John James’ Dangerous Health Care Positions Are So Toxic, GOP Asking to “Delay Any Changes” Until After Election If Lawsuit to Eliminate Pre-Existing Conditions Coverage Protections Succeeds

GOP Admits They Have “No Viable Plans for Replacing Critical Health Benefits for Millions of Americans” if Law is Repealed

James Called the Health Care Law a “Monstrosity” and Vowed to Repeal It As Senator 

Republicans currently suing to gut protections for millions of Americans with pre-existing conditions are trying to protect candidates like John James, who has supported the GOP’s politically toxic repeal efforts, from the inevitable political backlash. The Washington Post reported this week that the GOP will ask to “delay any changes” to the health care law until after the 2020 election, knowing just how toxic John James’ positions are in Michigan. 

Republicans admitted they have “no viable plan for replacing health benefits for millions of Americans,” but they are still moving forward with the reckless lawsuit to tear down the health care law. James infamously tried to delete a video of him calling the health care law a “monstrosity” while vowing to repeal it as Senator. James has also voiced his 2000% support for President Trump, whose administration is currently supporting the GOP lawsuit in federal court. 

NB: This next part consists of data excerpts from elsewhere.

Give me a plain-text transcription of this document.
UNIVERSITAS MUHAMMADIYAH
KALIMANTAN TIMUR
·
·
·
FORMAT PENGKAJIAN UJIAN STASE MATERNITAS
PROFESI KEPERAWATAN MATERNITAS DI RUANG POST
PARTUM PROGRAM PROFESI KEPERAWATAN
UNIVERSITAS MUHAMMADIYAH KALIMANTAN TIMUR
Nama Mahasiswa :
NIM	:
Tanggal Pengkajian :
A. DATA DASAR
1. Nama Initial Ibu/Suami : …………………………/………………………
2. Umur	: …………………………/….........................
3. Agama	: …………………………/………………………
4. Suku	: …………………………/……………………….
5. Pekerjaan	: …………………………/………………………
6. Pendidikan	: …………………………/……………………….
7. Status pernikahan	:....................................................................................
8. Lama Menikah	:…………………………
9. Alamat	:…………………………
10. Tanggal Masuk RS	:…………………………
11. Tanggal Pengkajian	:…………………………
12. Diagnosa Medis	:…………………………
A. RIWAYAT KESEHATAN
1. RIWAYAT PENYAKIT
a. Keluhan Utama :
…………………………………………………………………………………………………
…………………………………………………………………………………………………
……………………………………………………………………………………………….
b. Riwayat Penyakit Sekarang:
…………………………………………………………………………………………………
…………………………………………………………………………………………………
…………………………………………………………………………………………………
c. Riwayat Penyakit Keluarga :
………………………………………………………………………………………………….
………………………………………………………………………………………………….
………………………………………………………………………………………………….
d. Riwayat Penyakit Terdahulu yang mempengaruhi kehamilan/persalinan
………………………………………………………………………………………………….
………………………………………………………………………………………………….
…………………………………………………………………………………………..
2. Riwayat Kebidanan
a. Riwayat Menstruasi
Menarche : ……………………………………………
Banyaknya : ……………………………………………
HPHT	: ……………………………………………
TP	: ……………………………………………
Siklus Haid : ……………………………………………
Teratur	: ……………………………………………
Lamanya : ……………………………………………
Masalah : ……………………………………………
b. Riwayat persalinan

The Washington Post also reported last week on the mounting evidence that the law “has saved lives” in Michigan. Studies show that expanded coverage under Healthy Michigan led to “fewer complications” in heart surgeries and improved diagnosis rates for patients suffering from chronic diseases.

“John James and Republicans’ crusade to gut protections for Michiganders with pre-existing conditions and increase health care costs is so toxic, they are trying to hide their record until after the election,” said MDP Spokesperson Alex Japko. “James’ support for GOP efforts to dismantle the health care law that has saved lives here would not only harm Michiganders, it would doom his campaign.”  

Washington Post: Trump administration plans to delay any changes if the ACA loses in court

By Paige Winfield Cunningham and Yasmeen Abutaleb 
October 6, 2019

Key Points:

  • The Trump administration, with no viable plan for replacing critical health benefits for millions of Americans, plans to seek a stay if a federal appeals court invalidates all or part of the Affordable Care Act in the coming weeks — and may try to delay a potential Supreme Court hearing on the matter until after the 2020 presidential election, according to current and former administration officials.
     
  • The administration’s plan to seek a stay of any court ruling that undermines the law reflects the political disadvantages of its decision to side with GOP-led states seeking to topple the ACA, also known as Obamacare. Even as the Justice Department urges the courts to invalidate the entire ACA, administration officials are promising voters that there will be no immediate impact on their coverage.                                                                    
  • The administration also hopes to slow the case’s progress to the Supreme Court, to avoid having its efforts to invalidate the law spotlighted during President Trump’s reelection bid, two former administration officials said.                                        
  • Senior administration officials say their replacement “plan” is a statement of principles they plan to send to Congress… But the administration does not have a plan for a bipartisan bill that would cover as many people as the ACA and could pass Congress.
     
  • Even when Republicans controlled both chambers of Congress and the White House in 2017, they repeatedly failed to deliver on an eight-year promise to repeal and replace the law. Most congressional Republicans are unwilling to revisit the health-care fight, which they fear will cost them more seats. Several Republican aides said their offices had not spoken with the administration about a contingency plan if the Affordable Care Act is struck down.
     
  • The administration also does not want to put out a detailed plan for Democrats to pick apart just as the campaign heats up. Efforts to repeal the law in 2017 were highly unpopular, and government estimates showed that millions would lose their health insurance under Republican proposals.